Re: [DISCUSS] CALCITE-3656, 3657, 1842: cost improvements, cost units

2020-01-09 Thread Vladimir Sitnikov
Michael>If we want to calibrate

A part of the question is "What should Aggregate#computeSelfCost return?"

A) There's an option to make that method abstract so every sub-class
defines its own cost implementation.
It might be sad, and it might look like a NLogN duplication all over the
place.

B) On the other hand, if there's a generic implementation in Aggregate
class, then it should be aligned
with Enumerable* / Bindable* / Cassandra* and so on costs.

For instance, if EnumerableHashJoin uses "0.5 units per hashed cell", then
Aggregate should use the same units,
so the optimizer can properly tell the cost difference between
EnumerableHashSemiJoin(A, B) vs EnumerableHashJoin(A, Aggregate(B))

Vladimir


Re: [DISCUSS] CALCITE-3656, 3657, 1842: cost improvements, cost units

2020-01-09 Thread Michael Mior
Having some kind of calibration that could run would be nice :) I
suppose single block read times on HDDs are likely stable, but wee
don't really know where the data is coming from. It could an HDD, an
SDD or even a network service with variable latency. So I'm not
convinced we'll ever get estimations that are really accurate. That's
why I'm suggesting we just call things cost units and leave it at
that. If we want to calibrate, what really matters is the ratio
between CPU time and data read time.
--
Michael Mior
mm...@apache.org

Le sam. 4 janv. 2020 à 15:10, Vladimir Sitnikov
 a écrit :
>
> Technically speaking, single-block read time for HDDs is pretty much
> stable, so the use of seconds might be not that bad.
> However, it seconds might be complicated to measure CPU-like activity (e.g.
> different machines might execute EnumerableJoin at different rate :( )
>
>
> What if we benchmark a trivial EnumerableCalc(EnumerableTableScan) for a
> table of 100 rows and 10 columns
> and call it a single cost unit?
>
> In other words, we could have an etalon benchmark that takes X seconds and
> we could call it a single cost unit.
>
> For instance, org.apache.calcite.rel.core.Sort#computeSelfCost returns a
> cost.
> Of course, it has NLogN assumption, but which multiplier should it use?
>
> One could measure the wallclock time for the sort, and divide it by the
> time it takes to execute the etalon cost benchmark.
>
> WDYT?
>
> Vladimir


Re: [DISCUSS] CALCITE-3656, 3657, 1842: cost improvements, cost units

2020-01-04 Thread Vladimir Sitnikov
Technically speaking, single-block read time for HDDs is pretty much
stable, so the use of seconds might be not that bad.
However, it seconds might be complicated to measure CPU-like activity (e.g.
different machines might execute EnumerableJoin at different rate :( )

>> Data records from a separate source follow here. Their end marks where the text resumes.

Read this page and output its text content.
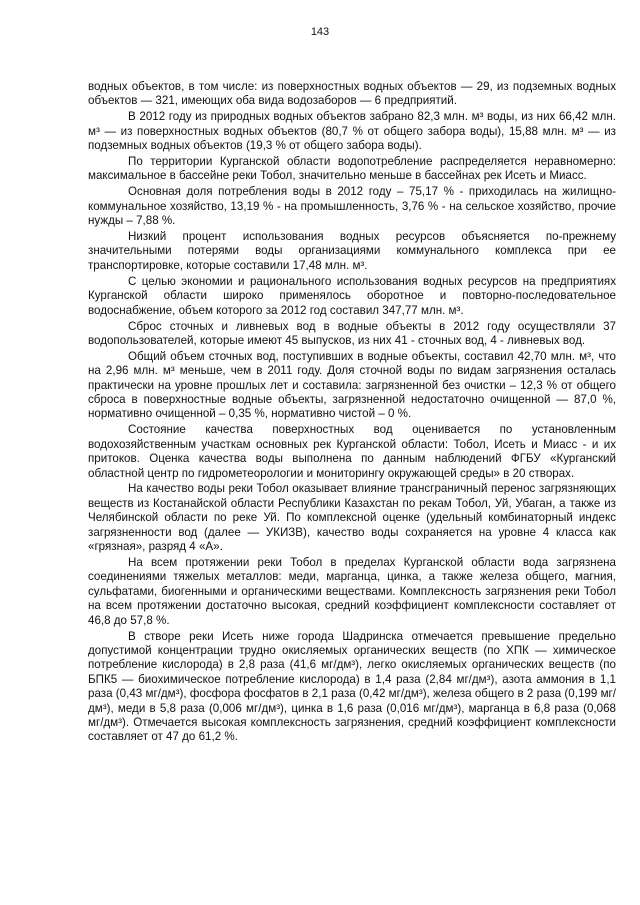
143

водных объектов, в том числе: из поверхностных водных объектов — 29, из подземных водных объектов — 321, имеющих оба вида водозаборов — 6 предприятий.

В 2012 году из природных водных объектов забрано 82,3 млн. м³ воды, из них 66,42 млн. м³ — из поверхностных водных объектов (80,7 % от общего забора воды), 15,88 млн. м³ — из подземных водных объектов (19,3 % от общего забора воды).

По территории Курганской области водопотребление распределяется неравномерно: максимальное в бассейне реки Тобол, значительно меньше в бассейнах рек Исеть и Миасс.

Основная доля потребления воды в 2012 году – 75,17 % - приходилась на жилищно-коммунальное хозяйство, 13,19 % - на промышленность, 3,76 % - на сельское хозяйство, прочие нужды – 7,88 %.

Низкий процент использования водных ресурсов объясняется по-прежнему значительными потерями воды организациями коммунального комплекса при ее транспортировке, которые составили 17,48 млн. м³.

С целью экономии и рационального использования водных ресурсов на предприятиях Курганской области широко применялось оборотное и повторно-последовательное водоснабжение, объем которого за 2012 год составил 347,77 млн. м³.

Сброс сточных и ливневых вод в водные объекты в 2012 году осуществляли 37 водопользователей, которые имеют 45 выпусков, из них 41 - сточных вод, 4 - ливневых вод.

Общий объем сточных вод, поступивших в водные объекты, составил 42,70 млн. м³, что на 2,96 млн. м³ меньше, чем в 2011 году. Доля сточной воды по видам загрязнения осталась практически на уровне прошлых лет и составила: загрязненной без очистки – 12,3 % от общего сброса в поверхностные водные объекты, загрязненной недостаточно очищенной — 87,0 %, нормативно очищенной – 0,35 %, нормативно чистой – 0 %.

Состояние качества поверхностных вод оценивается по установленным водохозяйственным участкам основных рек Курганской области: Тобол, Исеть и Миасс - и их притоков. Оценка качества воды выполнена по данным наблюдений ФГБУ «Курганский областной центр по гидрометеорологии и мониторингу окружающей среды» в 20 створах.

На качество воды реки Тобол оказывает влияние трансграничный перенос загрязняющих веществ из Костанайской области Республики Казахстан по рекам Тобол, Уй, Убаган, а также из Челябинской области по реке Уй. По комплексной оценке (удельный комбинаторный индекс загрязненности вод (далее — УКИЗВ), качество воды сохраняется на уровне 4 класса как «грязная», разряд 4 «А».

На всем протяжении реки Тобол в пределах Курганской области вода загрязнена соединениями тяжелых металлов: меди, марганца, цинка, а также железа общего, магния, сульфатами, биогенными и органическими веществами. Комплексность загрязнения реки Тобол на всем протяжении достаточно высокая, средний коэффициент комплексности составляет от 46,8 до 57,8 %.

В створе реки Исеть ниже города Шадринска отмечается превышение предельно допустимой концентрации трудно окисляемых органических веществ (по ХПК — химическое потребление кислорода) в 2,8 раза (41,6 мг/дм³), легко окисляемых органических веществ (по БПК5 — биохимическое потребление кислорода) в 1,4 раза (2,84 мг/дм³), азота аммония в 1,1 раза (0,43 мг/дм³), фосфора фосфатов в 2,1 раза (0,42 мг/дм³), железа общего в 2 раза (0,199 мг/дм³), меди в 5,8 раза (0,006 мг/дм³), цинка в 1,6 раза (0,016 мг/дм³), марганца в 6,8 раза (0,068 мг/дм³). Отмечается высокая комплексность загрязнения, средний коэффициент комплексности составляет от 47 до 61,2 %.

What if we benchmark a trivial EnumerableCalc(EnumerableTableScan) for a
table of 100 rows and 10 columns
and call it a single cost unit?

In other words, we could have an etalon benchmark that takes X seconds and
we could call it a single cost unit.

For instance, org.apache.calcite.rel.core.Sort#computeSelfCost returns a
cost.
Of course, it has NLogN assumption, but which multiplier should it use?

One could measure the wallclock time for the sort, and divide it by the
time it takes to execute the etalon cost benchmark.

WDYT?

Vladimir


Re: [DISCUSS] CALCITE-3656, 3657, 1842: cost improvements, cost units

2020-01-04 Thread Michael Mior
I understand the cost doesn't have to match actual execution duration
and it doesn't really matter if it does as long as we can get the
relative ordering of plans roughly similar. That's why I'm suggesting
not calling the cost seconds, even if we are trying to roughly
approximate them. But I don't feel that strongly about this.
--
Michael Mior
mm...@apache.org

Le sam. 4 janv. 2020 à 14:18, Vladimir Sitnikov
 a écrit :
>
> Michael>although I would be hesitant to refer to "seconds"
>
> Do you have better ideas?
> If my memory serves me well, PostgreSQL uses seconds as well for cost units.
> OracleDB is using "singleblock read" for the cost unit.
>
> Michael>how long execution will take on any particular system
>
> The idea for the cost is to be able to compare different plans.
> The cost does not have to match the actual execution duration.
>
> Then there might be tuning knobs like "how much seconds a single io lasts".
>
> Vladimir


Re: [DISCUSS] CALCITE-3656, 3657, 1842: cost improvements, cost units

2020-01-04 Thread Vladimir Sitnikov
Michael>although I would be hesitant to refer to "seconds"

Do you have better ideas?
If my memory serves me well, PostgreSQL uses seconds as well for cost units.
OracleDB is using "singleblock read" for the cost unit.

Michael>how long execution will take on any particular system

The idea for the cost is to be able to compare different plans.
The cost does not have to match the actual execution duration.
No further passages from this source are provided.